Tower Ins. Co. of N.Y. v Khan
Published by New York State Law Reporting Bureau pursuant to Judiciary Law § 431.
This opinion is uncorrected and subject to revision before publication in the Official Reports.
Decided on March 29, 2012
Tom, J.P., DeGrasse, Freedman, Richter, Roman, JJ.
Order and judgment (one paper), Supreme Court, New York County (Joan M. Kenney, J.), entered September 9, 2011, which granted plaintiff's motion for summary judgment declaring that it was not obligated to defend or provide coverage to its insured, defendant Camille Khan, in the underlying personal injury against her brought by defendant Jose Reyes, and denied the cross motion of Reyes for summary judgment declaring that plaintiff has a duty to defend and indemnify Khan in the underlying action, unanimously affirmed, without costs.
Plaintiff established its entitlement to summary judgment declaring that it had no obligation to defend Khan under the terms of the policy based on her misrepresentation in the application process. The policy was for a one or two family primary residence. However, Khan acknowledged that she did not use the covered premises as her primary residence. Moreover, plaintiff's underwriting guidelines make clear that it will not insure certain risks, such as where there is construction or renovation on the premises or a commercial use of the premises. Here, Khan was renovating the property to include one or two apartments on the top floor, and commercial space on the first floor and in the basement. The failure to disclose that the use of the premises was outside of the scope of the policy was a material misrepresentation in the application for the policy, warranting a disclaimer of coverage for the injuries sustained by Reyes while working on the renovation. The fact that Khan's admission was contained in an unsigned deposition transcript does not preclude its use as an admission against her interest (see Morchik v Trinity School, 257 AD2d 534, 536 ).
Moreover, plaintiff's disclaimer of coverage was not untimely as it came 17 days after it had obtained and confirmed all the facts warranting the disclaimer of coverage (see Wausau Bus. Ins. Co. v 3280 Broadway Realty Co.

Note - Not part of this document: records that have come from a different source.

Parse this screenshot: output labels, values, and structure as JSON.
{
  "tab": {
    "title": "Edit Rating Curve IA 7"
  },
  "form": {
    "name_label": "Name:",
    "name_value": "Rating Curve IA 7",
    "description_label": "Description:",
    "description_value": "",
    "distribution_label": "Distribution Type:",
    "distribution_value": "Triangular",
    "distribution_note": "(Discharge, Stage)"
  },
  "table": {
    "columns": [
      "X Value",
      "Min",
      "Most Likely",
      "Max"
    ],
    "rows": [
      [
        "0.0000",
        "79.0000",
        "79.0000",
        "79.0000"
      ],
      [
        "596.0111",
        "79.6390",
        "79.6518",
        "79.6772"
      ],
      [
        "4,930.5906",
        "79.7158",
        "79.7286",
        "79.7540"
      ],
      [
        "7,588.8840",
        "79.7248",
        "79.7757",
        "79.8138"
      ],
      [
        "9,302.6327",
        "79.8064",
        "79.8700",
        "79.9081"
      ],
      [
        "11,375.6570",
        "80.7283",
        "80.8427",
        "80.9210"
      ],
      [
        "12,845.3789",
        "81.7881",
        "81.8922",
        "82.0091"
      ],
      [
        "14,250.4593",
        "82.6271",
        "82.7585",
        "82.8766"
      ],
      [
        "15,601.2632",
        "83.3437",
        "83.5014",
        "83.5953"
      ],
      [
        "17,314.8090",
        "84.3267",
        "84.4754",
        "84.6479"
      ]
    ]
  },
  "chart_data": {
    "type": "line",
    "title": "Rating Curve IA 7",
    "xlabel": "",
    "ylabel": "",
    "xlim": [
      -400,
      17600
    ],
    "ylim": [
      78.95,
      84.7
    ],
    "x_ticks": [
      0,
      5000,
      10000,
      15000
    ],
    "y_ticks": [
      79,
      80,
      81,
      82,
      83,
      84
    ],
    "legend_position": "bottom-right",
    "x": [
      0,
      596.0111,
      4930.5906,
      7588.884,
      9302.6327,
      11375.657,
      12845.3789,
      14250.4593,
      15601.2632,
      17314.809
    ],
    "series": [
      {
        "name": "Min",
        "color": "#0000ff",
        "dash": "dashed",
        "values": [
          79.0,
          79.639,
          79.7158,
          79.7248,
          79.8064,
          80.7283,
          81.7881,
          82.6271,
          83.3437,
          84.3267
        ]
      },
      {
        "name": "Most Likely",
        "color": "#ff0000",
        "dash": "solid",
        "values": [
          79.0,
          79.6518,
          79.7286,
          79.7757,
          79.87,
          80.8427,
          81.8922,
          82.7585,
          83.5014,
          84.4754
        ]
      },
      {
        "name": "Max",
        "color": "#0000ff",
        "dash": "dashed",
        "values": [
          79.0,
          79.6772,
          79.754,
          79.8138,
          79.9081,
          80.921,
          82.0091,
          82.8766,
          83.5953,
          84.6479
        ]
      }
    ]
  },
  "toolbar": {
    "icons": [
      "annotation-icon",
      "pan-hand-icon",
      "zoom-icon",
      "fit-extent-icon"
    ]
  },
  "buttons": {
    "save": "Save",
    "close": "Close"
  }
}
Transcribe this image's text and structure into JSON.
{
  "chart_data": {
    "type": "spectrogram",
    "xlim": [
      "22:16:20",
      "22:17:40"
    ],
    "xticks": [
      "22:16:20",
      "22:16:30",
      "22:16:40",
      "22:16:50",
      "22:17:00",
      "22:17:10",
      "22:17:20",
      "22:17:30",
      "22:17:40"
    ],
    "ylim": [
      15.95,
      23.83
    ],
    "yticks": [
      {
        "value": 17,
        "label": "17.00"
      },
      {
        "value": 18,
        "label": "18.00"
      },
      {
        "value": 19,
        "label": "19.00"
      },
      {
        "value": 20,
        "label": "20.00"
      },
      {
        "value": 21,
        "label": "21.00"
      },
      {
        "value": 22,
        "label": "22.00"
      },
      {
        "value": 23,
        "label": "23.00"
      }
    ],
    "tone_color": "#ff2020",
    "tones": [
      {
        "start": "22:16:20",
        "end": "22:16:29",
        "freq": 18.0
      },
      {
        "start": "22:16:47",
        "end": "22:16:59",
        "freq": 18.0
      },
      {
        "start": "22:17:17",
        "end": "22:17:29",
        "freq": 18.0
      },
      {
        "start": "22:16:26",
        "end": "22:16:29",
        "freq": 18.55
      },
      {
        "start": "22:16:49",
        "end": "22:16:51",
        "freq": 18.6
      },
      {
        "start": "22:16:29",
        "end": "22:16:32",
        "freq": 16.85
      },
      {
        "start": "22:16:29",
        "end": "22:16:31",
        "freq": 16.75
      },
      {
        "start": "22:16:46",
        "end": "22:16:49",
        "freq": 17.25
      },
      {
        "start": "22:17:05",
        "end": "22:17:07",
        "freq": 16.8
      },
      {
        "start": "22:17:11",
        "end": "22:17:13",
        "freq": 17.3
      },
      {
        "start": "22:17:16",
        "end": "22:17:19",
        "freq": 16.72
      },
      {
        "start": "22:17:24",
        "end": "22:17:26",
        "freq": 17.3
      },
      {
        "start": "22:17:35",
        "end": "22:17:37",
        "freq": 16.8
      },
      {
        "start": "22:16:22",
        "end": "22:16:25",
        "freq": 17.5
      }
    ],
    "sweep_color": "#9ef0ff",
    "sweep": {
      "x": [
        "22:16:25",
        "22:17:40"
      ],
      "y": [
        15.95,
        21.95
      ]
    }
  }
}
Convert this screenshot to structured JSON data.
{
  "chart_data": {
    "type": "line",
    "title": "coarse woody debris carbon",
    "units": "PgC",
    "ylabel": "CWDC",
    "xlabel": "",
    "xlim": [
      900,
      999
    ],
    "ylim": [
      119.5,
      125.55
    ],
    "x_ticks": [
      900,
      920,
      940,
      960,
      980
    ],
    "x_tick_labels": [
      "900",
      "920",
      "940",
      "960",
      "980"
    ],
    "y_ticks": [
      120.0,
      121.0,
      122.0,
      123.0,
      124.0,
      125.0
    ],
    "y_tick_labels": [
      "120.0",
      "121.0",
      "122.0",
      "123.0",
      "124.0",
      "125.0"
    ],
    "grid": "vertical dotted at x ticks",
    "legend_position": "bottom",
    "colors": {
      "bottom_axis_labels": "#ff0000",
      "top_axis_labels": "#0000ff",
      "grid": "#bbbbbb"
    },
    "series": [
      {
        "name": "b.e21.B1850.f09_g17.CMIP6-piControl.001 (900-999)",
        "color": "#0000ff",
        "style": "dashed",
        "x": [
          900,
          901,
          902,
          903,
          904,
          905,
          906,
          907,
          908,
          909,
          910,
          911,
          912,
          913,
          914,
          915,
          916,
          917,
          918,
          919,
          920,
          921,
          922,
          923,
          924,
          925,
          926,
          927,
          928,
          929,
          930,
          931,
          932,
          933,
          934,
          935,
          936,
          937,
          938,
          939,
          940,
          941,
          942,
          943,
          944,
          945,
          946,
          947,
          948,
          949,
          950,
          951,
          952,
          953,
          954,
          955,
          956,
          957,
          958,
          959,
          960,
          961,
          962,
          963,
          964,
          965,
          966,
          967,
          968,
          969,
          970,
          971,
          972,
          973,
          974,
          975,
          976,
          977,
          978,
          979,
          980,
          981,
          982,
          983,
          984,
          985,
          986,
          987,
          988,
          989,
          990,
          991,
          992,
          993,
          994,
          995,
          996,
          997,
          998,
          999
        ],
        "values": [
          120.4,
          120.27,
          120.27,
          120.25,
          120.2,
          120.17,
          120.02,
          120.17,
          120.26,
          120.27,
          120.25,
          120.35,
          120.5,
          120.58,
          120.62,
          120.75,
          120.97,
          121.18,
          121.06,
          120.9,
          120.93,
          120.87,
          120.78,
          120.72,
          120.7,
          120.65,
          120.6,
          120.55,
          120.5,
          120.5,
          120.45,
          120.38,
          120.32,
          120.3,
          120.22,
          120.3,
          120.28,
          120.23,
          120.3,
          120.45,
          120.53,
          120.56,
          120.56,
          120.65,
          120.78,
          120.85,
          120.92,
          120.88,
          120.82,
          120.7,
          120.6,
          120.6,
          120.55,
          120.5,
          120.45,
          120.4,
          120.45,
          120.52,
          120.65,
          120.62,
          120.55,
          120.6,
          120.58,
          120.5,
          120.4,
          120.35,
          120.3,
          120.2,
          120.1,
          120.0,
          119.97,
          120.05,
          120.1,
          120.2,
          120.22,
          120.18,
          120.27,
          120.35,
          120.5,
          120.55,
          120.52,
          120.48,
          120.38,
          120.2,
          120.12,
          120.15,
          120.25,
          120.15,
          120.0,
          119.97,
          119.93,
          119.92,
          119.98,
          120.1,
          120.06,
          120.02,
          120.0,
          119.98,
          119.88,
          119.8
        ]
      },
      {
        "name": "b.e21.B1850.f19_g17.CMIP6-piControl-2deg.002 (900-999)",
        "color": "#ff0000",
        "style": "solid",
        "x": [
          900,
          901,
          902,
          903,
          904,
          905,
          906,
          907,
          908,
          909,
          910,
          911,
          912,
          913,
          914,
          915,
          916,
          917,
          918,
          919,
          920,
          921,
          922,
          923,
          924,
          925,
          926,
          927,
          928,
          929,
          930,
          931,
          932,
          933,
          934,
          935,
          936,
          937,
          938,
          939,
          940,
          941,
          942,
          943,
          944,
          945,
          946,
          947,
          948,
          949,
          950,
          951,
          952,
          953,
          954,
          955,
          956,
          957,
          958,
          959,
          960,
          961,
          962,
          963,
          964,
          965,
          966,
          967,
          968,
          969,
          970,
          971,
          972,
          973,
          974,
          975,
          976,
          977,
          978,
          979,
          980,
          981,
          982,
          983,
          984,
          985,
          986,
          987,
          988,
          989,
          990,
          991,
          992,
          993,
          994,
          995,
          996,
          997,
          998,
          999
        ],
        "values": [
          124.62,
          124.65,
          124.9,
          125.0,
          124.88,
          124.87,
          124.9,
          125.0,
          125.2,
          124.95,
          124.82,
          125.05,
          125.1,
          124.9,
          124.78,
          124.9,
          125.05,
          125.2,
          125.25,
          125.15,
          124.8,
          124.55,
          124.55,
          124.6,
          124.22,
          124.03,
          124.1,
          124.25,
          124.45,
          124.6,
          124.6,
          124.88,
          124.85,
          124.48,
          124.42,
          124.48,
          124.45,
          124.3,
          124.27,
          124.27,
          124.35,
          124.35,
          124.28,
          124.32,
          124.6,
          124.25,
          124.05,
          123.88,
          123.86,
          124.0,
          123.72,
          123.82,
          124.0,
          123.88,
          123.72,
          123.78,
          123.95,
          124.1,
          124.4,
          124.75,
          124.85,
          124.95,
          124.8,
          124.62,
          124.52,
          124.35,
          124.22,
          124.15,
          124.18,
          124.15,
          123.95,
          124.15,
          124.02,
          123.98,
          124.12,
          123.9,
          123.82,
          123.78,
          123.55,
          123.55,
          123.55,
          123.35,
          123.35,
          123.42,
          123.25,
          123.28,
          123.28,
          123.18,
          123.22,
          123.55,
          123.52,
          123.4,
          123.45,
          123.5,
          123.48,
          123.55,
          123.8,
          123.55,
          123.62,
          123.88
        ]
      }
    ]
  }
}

LLC, 47 AD3d 549 ). Nor should plaintiff be estopped from disclaiming coverage based on its undertaking to defend Khan, while preserving its defense under the policy, until the facts warranting disclaimer became clear. The question of the propriety of plaintiff providing coverage is separate and distinct from the question of the insured's liability in the underlying action (see Public Serv. Mut. Ins. Co. v Goldfarb, 53 NY2d 392, 401 n ).
We have considered defendants' remaining arguments, including that plaintiff's motion was premature and that further discovery was necessary, and find them unavailing.
THIS CONSTITUTES THE DECISION AND ORDER OF THE SUPREME COURT, APPELLATE DIVISION, FIRST DEPARTMENT.